Mohon tunggu...
Irsan Nur Hidayat
Irsan Nur Hidayat Mohon Tunggu... Freelancer - Jakarta, Indonesia

Pencinta Sepak Bola yang juga Penikmat Dinamika Politik.

Selanjutnya

Tutup

Kebijakan Pilihan

Umur Tidaklah Relevan Untuk Dijadikan Patokan Masuk SMP dan SMA/K Bagi Siswa!

12 Juli 2020   17:47 Diperbarui: 12 Juli 2020   21:55 239
+
Laporkan Konten
Laporkan Akun
Kompasiana adalah platform blog. Konten ini menjadi tanggung jawab bloger dan tidak mewakili pandangan redaksi Kompas.
Lihat foto
Pemerintahan. Sumber ilustrasi: FREEPIK/Freepik

Akhir Juni dan awal Juli biasanya menjadi waktu yang cukup sibuk bagi para orang tua yang anaknya baru saja lulus dari sekolah. Entah itu siswa SD yang akan naik tingkat menuju SMP ataupun siswa SMP yang naik ke jenjang SMA atau SMK. 

Kita tahu beberapa pekan ini kita cukup dihebohkan dengan adanya berita terkait pelaksanaan PPDB di DKI Jakarta yang menggunakan sistem umur untuk menentukan suatu siswa apakah memenuhi syarat masuk ke sekolah negeri atau tidak. Tak pelak hal ini menimbulkan kemarahan bagi para orangtua yang anaknya dianggap belum cukup umur. 

Mereka sampai berunjuk rasa, baik di Balai Kota Provinsi DKI Jakarta dan Kantor Kementerian Pendidikan dan Kebudayaan.
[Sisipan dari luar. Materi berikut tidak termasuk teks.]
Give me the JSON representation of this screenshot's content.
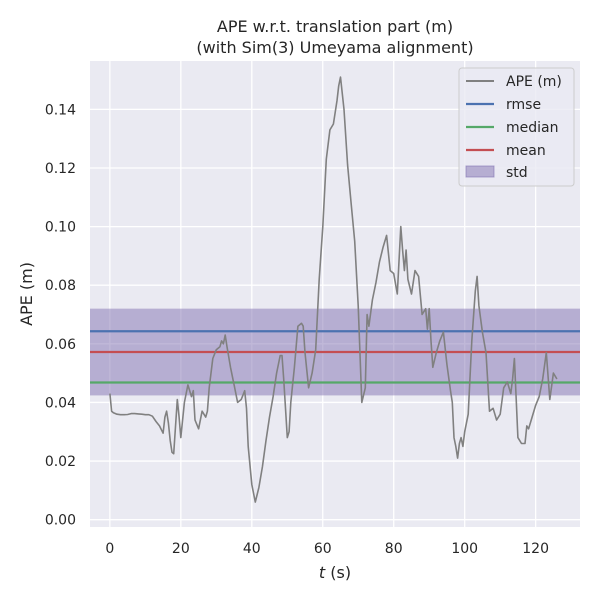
{
  "chart_data": {
    "type": "line",
    "title_line1": "APE w.r.t. translation part (m)",
    "title_line2": "(with Sim(3) Umeyama alignment)",
    "xlabel_var": "t",
    "xlabel_unit": " (s)",
    "ylabel": "APE (m)",
    "xlim": [
      -5.6,
      132.5
    ],
    "ylim": [
      -0.0025,
      0.1565
    ],
    "x_ticks": [
      0,
      20,
      40,
      60,
      80,
      100,
      120
    ],
    "y_ticks": [
      0.0,
      0.02,
      0.04,
      0.06,
      0.08,
      0.1,
      0.12,
      0.14
    ],
    "grid": true,
    "legend_position": "top-right",
    "legend": [
      "APE (m)",
      "rmse",
      "median",
      "mean",
      "std"
    ],
    "stats": {
      "rmse": 0.0643,
      "median": 0.0468,
      "mean": 0.0572,
      "std_low": 0.0424,
      "std_high": 0.072
    },
    "colors": {
      "ape": "#808080",
      "rmse": "#4c72b0",
      "median": "#55a868",
      "mean": "#c44e52",
      "std": "#8172b2",
      "background": "#eaeaf2",
      "grid": "#ffffff"
    },
    "series": [
      {
        "name": "APE (m)",
        "x": [
          0,
          0.5,
          1,
          2,
          3,
          4,
          5,
          6,
          7,
          8,
          9,
          10,
          11,
          12,
          13,
          14,
          15,
          15.5,
          16,
          16.5,
          17,
          17.5,
          18,
          19,
          19.5,
          20,
          21,
          22,
          23,
          23.5,
          24,
          25,
          26,
          27,
          27.5,
          28,
          29,
          30,
          31,
          31.5,
          32,
          32.5,
          33,
          34,
          35,
          36,
          37,
          38,
          38.5,
          39,
          40,
          41,
          42,
          43,
          44,
          45,
          46,
          47,
          48,
          48.5,
          49,
          50,
          50.5,
          51,
          52,
          53,
          54,
          54.5,
          55,
          56,
          57,
          58,
          59,
          60,
          61,
          62,
          63,
          64,
          64.5,
          65,
          66,
          67,
          68,
          69,
          70,
          71,
          72,
          72.5,
          73,
          74,
          75,
          76,
          77,
          78,
          78.5,
          79,
          80,
          81,
          82,
          82.5,
          83,
          83.5,
          84,
          85,
          86,
          87,
          88,
          89,
          89.5,
          90,
          90.5,
          91,
          92,
          93,
          94,
          95,
          96,
          96.5,
          97,
          97.5,
          98,
          98.5,
          99,
          99.5,
          100,
          101,
          102,
          103,
          103.5,
          104,
          105,
          106,
          107,
          108,
          109,
          110,
          111,
          112,
          113,
          113.5,
          114,
          115,
          116,
          117,
          117.5,
          118,
          119,
          120,
          121,
          122,
          123,
          124,
          125,
          126
        ],
        "y": [
          0.043,
          0.037,
          0.0365,
          0.036,
          0.0358,
          0.0358,
          0.0359,
          0.0362,
          0.0362,
          0.0361,
          0.036,
          0.0358,
          0.0358,
          0.0353,
          0.0335,
          0.032,
          0.0295,
          0.035,
          0.037,
          0.033,
          0.027,
          0.023,
          0.0225,
          0.041,
          0.035,
          0.028,
          0.04,
          0.046,
          0.042,
          0.044,
          0.034,
          0.031,
          0.037,
          0.035,
          0.037,
          0.045,
          0.055,
          0.058,
          0.059,
          0.061,
          0.06,
          0.063,
          0.059,
          0.052,
          0.046,
          0.04,
          0.041,
          0.044,
          0.038,
          0.025,
          0.012,
          0.006,
          0.011,
          0.018,
          0.027,
          0.035,
          0.042,
          0.05,
          0.056,
          0.056,
          0.048,
          0.028,
          0.03,
          0.04,
          0.052,
          0.066,
          0.067,
          0.066,
          0.057,
          0.045,
          0.05,
          0.058,
          0.082,
          0.1,
          0.123,
          0.133,
          0.135,
          0.143,
          0.148,
          0.151,
          0.14,
          0.121,
          0.108,
          0.095,
          0.073,
          0.04,
          0.045,
          0.07,
          0.066,
          0.075,
          0.081,
          0.088,
          0.093,
          0.097,
          0.091,
          0.085,
          0.084,
          0.077,
          0.1,
          0.092,
          0.085,
          0.092,
          0.082,
          0.077,
          0.085,
          0.083,
          0.07,
          0.072,
          0.065,
          0.072,
          0.061,
          0.052,
          0.057,
          0.061,
          0.064,
          0.053,
          0.044,
          0.04,
          0.028,
          0.025,
          0.021,
          0.026,
          0.028,
          0.025,
          0.03,
          0.036,
          0.061,
          0.078,
          0.083,
          0.073,
          0.064,
          0.057,
          0.037,
          0.038,
          0.034,
          0.036,
          0.045,
          0.047,
          0.043,
          0.048,
          0.055,
          0.028,
          0.026,
          0.026,
          0.032,
          0.031,
          0.035,
          0.039,
          0.042,
          0.048,
          0.057,
          0.041,
          0.05,
          0.048
        ]
      }
    ]
  }
}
Mereka menuntut adanya penghapusan aturan ini, bahkan jika perlu, PPDB DKI Jakarta harus dibatalkan atau diulang kembali.

Saya kira, hal ini wajar, mengingat sekolah Negeri di DKI Jakarta gratis atau tidak memungut biaya sepeser pun dalam proses pembelajarannya. Sudah pasti, sekolah negeri akan menjadi primadona bagi siapapun yang ingin melanjutkan pendidikannya. 

Selain itu, stigma sekolah negeri lebih baik dari swasta yang sudah tertanam pun bisa dijadikan alasan mengapa orang tua yang anaknya baru saja lulus sekolah hendak memasukkannya ke sekolah negeri. Biasanya, penentuan atau kualifikasi siswa yang bisa masuk ke sekolah negeri didasarkan pada nilai Ujian Nasional yang biasanya diadakan sekitar Maret-Mei. 

Akan tetapi, karena pandemi COVID-19 yang kadung datang sebelum pelaksanaan Ujian Nasional tahun ini terpaksa membuat perhelatan Ujian Nasional yang berbasis komputer ini dibatalkan. Sebagai gantinya, untuk menentukan lulus tidaknya maka digunakan nilai dari semester 1 - 6 atau 1 - 12 bagi siswa SD. Kendati demikian, untuk melanjutkan jenjang pendidikan, khususnya di Provinsi DKI Jakarta, Pemprov menggunakan umur untuk kualifikasi sebagai ganti dari Nilai Ujian Nasional. 

Bagi saya, hal ini tidaklah relevan bagi siswa SD yang hendak melanjutkan ke SMP dan SMP menuju ke SMA/K. Karena umur tidak bisa dijadikan patokan untuk berprestasi atau seberapa bagusnya siswa bisa mengikuti pelajaran. Tak jarang, siswa yang lebih muda justru lebih pintar dan berprestasi daripada yang lebih tua. 

Apalagi, di DKI Jakarta yang sedemikian kompetitifnya ini, dan selama ini nilai yang digunakan. Sebenarnya, bisa saja menggunakan nilai rata-rata dari semester 1 - 6 atau 1 - 12 pada mata pelajaran tertentu seperti halnya UN, bisa juga menggunakan zonasi yang sudah dijalankan beberapa tahun ini. Lain halnya, untuk siswa yang baru masuk SD mungkin masih relevan jika menggunakan umur sebagai patokan.

Selain itu juga, situasi pandemi yang tak kunjung surut di Indonesia ini membuat keadaan ekonomi juga susah. Kita semua susah, kita semua terdampak. Semua elemen baik pemerintah maupun masyarakat tidak bisa berkegiatan dan berpenghasilan normal karena terkena dampak COVID-19 ini. 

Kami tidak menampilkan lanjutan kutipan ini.